Thursday, December 23, 2010

functions and CCR

A recent paper on talks about the CCR Instrument, not John Fogerty's guitar, but rather the Calculus Concept Readiness Instrument - a mathematics placement test from Maplesoft. The paper's brief background discussion on what concepts students need to be "calculus ready" is interesting. A large literature is cited that states that the most important concept that students need to be familiar with (for Calculus and for general mathematics education) is the function concept. Unfortunately, the function concept and the concept of function composition have often been cited as weak points for teachers as well as students (see this study by David Meel, for example).

A really nice article to read if you would like to expand your understanding of the function concept and get a sense of how it has mutated over the last few hundred years is Israel Kleiner's Evolution of the Function Concept: A Brief Survey.

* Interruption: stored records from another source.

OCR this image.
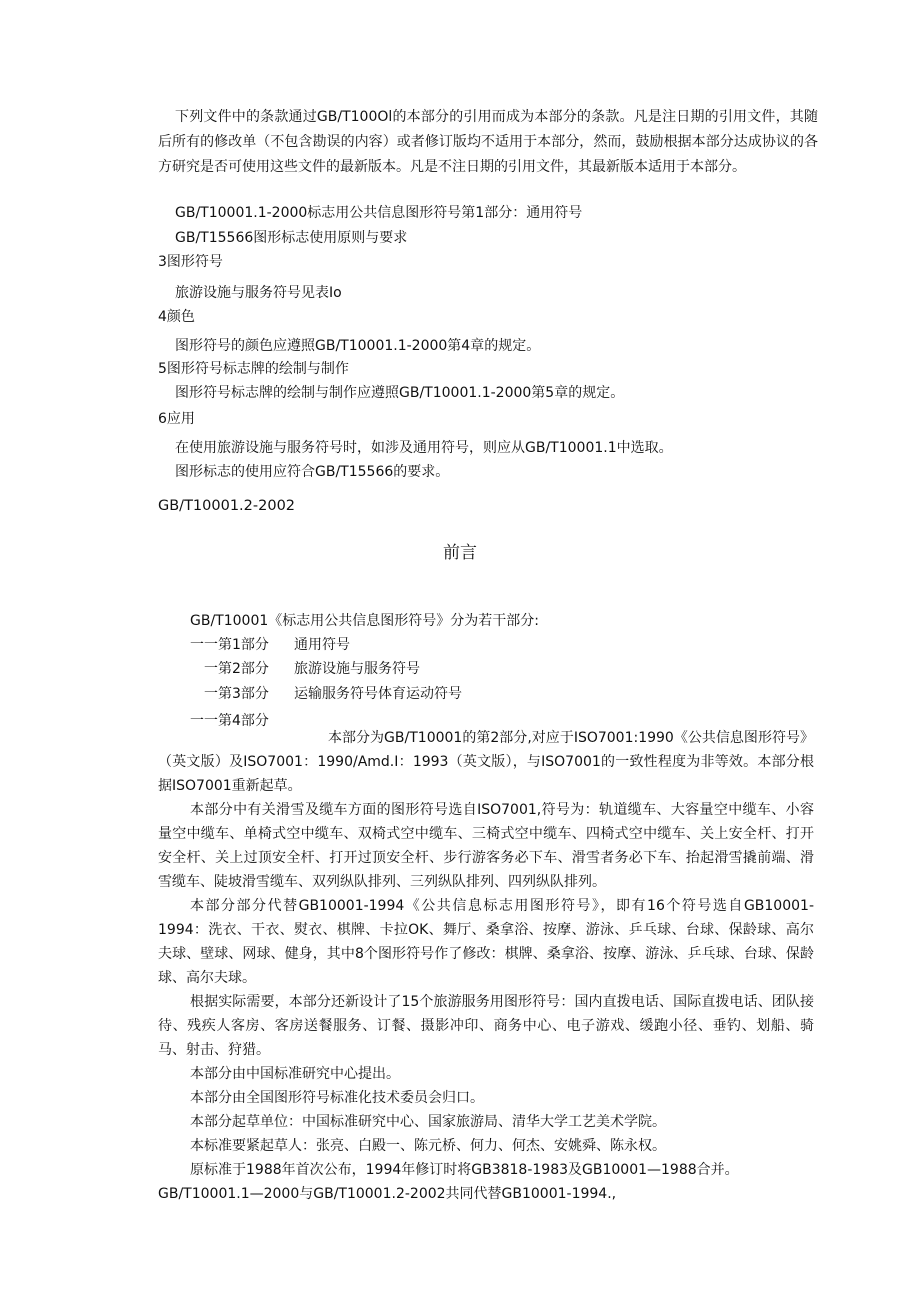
下列文件中的条款通过GB/T100Ol的本部分的引用而成为本部分的条款。凡是注日期的引用文件，其随后所有的修改单（不包含勘误的内容）或者修订版均不适用于本部分，然而，鼓励根据本部分达成协议的各方研究是否可使用这些文件的最新版本。凡是不注日期的引用文件，其最新版本适用于本部分。

GB/T10001.1-2000标志用公共信息图形符号第1部分：通用符号

GB/T15566图形标志使用原则与要求

3图形符号

旅游设施与服务符号见表Io

4颜色

图形符号的颜色应遵照GB/T10001.1-2000第4章的规定。

5图形符号标志牌的绘制与制作

图形符号标志牌的绘制与制作应遵照GB/T10001.1-2000第5章的规定。

6应用

在使用旅游设施与服务符号时，如涉及通用符号，则应从GB/T10001.1中选取。

图形标志的使用应符合GB/T15566的要求。

GB/T10001.2-2002

前言

GB/T10001《标志用公共信息图形符号》分为若干部分:

一一第1部分 通用符号
一第2部分 旅游设施与服务符号
一第3部分 运输服务符号体育运动符号
一一第4部分

本部分为GB/T10001的第2部分,对应于ISO7001:1990《公共信息图形符号》（英文版）及ISO7001：1990/Amd.I：1993（英文版），与ISO7001的一致性程度为非等效。本部分根据ISO7001重新起草。

本部分中有关滑雪及缆车方面的图形符号选自ISO7001,符号为：轨道缆车、大容量空中缆车、小容量空中缆车、单椅式空中缆车、双椅式空中缆车、三椅式空中缆车、四椅式空中缆车、关上安全杆、打开安全杆、关上过顶安全杆、打开过顶安全杆、步行游客务必下车、滑雪者务必下车、抬起滑雪撬前端、滑雪缆车、陡坡滑雪缆车、双列纵队排列、三列纵队排列、四列纵队排列。

本部分部分代替GB10001-1994《公共信息标志用图形符号》，即有16个符号选自GB10001-1994：洗衣、干衣、熨衣、棋牌、卡拉OK、舞厅、桑拿浴、按摩、游泳、乒乓球、台球、保龄球、高尔夫球、壁球、网球、健身，其中8个图形符号作了修改：棋牌、桑拿浴、按摩、游泳、乒乓球、台球、保龄球、高尔夫球。

根据实际需要，本部分还新设计了15个旅游服务用图形符号：国内直拨电话、国际直拨电话、团队接待、残疾人客房、客房送餐服务、订餐、摄影冲印、商务中心、电子游戏、缓跑小径、垂钓、划船、骑马、射击、狩猎。

本部分由中国标准研究中心提出。

本部分由全国图形符号标准化技术委员会归口。

本部分起草单位：中国标准研究中心、国家旅游局、清华大学工艺美术学院。

本标准要紧起草人：张亮、白殿一、陈元桥、何力、何杰、安姚舜、陈永权。

原标准于1988年首次公布，1994年修订时将GB3818-1983及GB10001—1988合并。

GB/T10001.1—2000与GB/T10001.2-2002共同代替GB10001-1994.,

As mathematics has advanced, functions have become strange, generalized, and freed from conceptual limitations that threaten to tie them down. Kliener quotes Poincaré in offering an explanation as to why, in contrast, our education proceeds with with simple (antiquated, in Meel's assessment) and well behaved functions.

If logic were the sole guide of the teacher, it would be necessary to begin with the most general functions, that is to say with the most bizarre. It is the beginner that would have to be set grappling with this teratologic museum.

For those of us who are lucky enough to wander through this bizarre museum, the concept of function gets stretched in interesting ways. I seem to remember that learning about functionals in Linear Algebra expanded my appreciation of  functions and their strangeness. Here's an example: consider two sets $A$ and $B$, and suppose that $a$ is an element of $A$. There is a function, call it $\hat{a}$, whose domain is the set of functions from $A$ to $B$, and whose co-domain is the set $B$. This function $\hat{a}$ is defined by the rule $\hat{a}(f) = f(a)$, where $f$ is any function from $A$ to $B$. The first time you see something like this it seems lovely and weird - functions become elements, elements become functions, and the rule that defines the element-become-function $\hat{a}$ looks like a bit of notational sleight of hand. Things can get even stranger of course, such as when arrows (function-like-things) are defined without elements at all.

Concerns about "Calculus Concept Readiness" reminds us how preparation for Calculus is often seen as the ultimate goal for K-12 education. Should this be the case? Discrete/finite mathematics may provide a better goal (convincingly and quickly argued by Arthur Benjamin in his TED talk). It can also be argued that discrete math provides a better setting for learning the fundamentals of the function concept than pre-calculus courses that focus more on functions that are well behaved for the purposes of elementary Real analysis.